Завалишин не спал, внимательно слушал всю беседу капитана с комбатом.
— Правильно, товарищ капитан, — отозвался тот. — У солдата душа не каменная…
Спивак глянул еще раз на часы.
— Точно. Ноль-ноль. Сейчас начнут.
И не успел он договорить — за селом разорвались первые снаряды, прилетевшие с той стороны, откуда готовились наступать главные силы полка. Звук отстал от разрывов на несколько секунд. Еще было тихо.

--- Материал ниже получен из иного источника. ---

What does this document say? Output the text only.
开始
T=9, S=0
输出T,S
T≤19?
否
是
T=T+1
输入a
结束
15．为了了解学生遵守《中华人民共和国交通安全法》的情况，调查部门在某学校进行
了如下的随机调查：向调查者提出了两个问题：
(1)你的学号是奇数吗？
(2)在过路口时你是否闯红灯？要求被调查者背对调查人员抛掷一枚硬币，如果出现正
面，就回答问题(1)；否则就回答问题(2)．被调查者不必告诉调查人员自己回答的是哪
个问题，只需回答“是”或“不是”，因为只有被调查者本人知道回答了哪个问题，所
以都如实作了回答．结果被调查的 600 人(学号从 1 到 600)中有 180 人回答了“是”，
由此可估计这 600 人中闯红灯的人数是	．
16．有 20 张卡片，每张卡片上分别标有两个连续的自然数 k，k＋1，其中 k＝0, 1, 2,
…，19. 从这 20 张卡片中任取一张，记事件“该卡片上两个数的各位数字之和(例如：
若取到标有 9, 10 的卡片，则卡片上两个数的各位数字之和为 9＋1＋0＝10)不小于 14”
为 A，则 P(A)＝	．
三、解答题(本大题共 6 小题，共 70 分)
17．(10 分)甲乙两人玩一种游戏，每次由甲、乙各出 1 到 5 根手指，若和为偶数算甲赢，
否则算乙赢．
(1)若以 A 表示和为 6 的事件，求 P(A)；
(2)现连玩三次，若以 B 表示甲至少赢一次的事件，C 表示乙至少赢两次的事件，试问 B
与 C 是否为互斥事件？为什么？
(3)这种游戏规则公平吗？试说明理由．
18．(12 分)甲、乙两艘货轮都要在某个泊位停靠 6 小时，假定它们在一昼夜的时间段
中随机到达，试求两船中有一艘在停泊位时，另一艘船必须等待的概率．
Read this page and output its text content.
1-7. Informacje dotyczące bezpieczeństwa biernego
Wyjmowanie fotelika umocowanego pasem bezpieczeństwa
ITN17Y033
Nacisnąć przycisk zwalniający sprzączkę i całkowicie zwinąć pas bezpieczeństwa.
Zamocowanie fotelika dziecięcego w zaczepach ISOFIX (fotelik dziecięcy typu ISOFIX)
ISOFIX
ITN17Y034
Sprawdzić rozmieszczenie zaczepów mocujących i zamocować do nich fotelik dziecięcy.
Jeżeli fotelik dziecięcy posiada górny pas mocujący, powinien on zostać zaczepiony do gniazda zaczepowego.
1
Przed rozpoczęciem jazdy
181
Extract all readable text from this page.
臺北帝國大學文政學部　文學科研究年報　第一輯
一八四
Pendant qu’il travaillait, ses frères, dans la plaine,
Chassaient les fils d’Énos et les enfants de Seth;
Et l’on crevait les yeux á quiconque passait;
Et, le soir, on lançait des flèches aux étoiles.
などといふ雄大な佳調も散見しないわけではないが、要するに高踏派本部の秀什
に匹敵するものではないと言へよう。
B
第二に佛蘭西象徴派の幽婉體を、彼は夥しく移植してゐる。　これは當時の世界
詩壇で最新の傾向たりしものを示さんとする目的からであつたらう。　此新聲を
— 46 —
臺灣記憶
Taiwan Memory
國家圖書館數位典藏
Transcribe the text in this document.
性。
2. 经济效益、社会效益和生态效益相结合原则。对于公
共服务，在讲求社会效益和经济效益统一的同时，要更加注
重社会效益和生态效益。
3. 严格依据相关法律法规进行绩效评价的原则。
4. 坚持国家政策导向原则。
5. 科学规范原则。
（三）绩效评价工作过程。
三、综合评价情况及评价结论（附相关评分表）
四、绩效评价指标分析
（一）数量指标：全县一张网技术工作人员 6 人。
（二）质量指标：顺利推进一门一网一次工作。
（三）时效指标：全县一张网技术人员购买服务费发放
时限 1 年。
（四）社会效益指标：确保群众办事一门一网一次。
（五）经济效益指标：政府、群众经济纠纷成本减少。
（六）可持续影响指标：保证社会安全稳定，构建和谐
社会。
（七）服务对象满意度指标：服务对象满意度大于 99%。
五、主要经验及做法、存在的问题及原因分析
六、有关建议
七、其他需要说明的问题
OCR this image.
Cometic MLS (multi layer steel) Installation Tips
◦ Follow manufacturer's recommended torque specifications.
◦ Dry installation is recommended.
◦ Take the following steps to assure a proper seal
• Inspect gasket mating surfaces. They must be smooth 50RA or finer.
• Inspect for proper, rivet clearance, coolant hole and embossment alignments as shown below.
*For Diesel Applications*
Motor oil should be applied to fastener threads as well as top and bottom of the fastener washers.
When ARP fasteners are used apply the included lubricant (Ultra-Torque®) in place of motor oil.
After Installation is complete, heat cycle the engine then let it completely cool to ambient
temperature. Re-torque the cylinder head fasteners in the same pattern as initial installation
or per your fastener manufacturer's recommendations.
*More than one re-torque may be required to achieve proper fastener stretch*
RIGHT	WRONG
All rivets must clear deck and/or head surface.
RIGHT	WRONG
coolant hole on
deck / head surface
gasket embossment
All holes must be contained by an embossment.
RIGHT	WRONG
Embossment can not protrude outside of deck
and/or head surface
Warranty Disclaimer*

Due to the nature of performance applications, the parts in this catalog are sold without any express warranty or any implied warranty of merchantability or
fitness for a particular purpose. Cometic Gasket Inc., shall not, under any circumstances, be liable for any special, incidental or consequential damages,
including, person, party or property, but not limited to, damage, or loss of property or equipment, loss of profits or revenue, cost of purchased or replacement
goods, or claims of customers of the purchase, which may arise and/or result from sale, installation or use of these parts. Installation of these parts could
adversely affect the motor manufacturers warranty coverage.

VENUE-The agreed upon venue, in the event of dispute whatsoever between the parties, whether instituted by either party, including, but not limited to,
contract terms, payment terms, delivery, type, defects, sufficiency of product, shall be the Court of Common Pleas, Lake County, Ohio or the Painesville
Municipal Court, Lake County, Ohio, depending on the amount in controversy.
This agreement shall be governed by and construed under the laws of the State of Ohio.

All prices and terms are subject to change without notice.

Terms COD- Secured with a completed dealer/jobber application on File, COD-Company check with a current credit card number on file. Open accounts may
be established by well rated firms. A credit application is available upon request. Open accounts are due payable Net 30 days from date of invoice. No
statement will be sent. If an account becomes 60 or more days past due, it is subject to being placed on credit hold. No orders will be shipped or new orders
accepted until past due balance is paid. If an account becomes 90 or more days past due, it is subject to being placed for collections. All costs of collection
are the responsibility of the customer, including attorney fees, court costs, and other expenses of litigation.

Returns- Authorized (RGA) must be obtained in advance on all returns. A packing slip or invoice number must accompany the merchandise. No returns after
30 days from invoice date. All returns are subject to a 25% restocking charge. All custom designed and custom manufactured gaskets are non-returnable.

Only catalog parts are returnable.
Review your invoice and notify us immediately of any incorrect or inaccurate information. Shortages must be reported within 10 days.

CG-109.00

Видно было, как рвутся снаряды, — беззвучные, быстрые, как зарницы далеких молний, вспышки, — а над головой в посеревшем небе еще заливались жаворонки, и из садов на окраине села доносилось соловьиное тёхканье. Потом загудело. Снаряды ложились километрах в четырех. Из-за дальности расстояния ухо не улавливало отдельных разрывов, слившихся в сплошной гул.
Спивак с Петренко и Завалишин разом встали на ноги.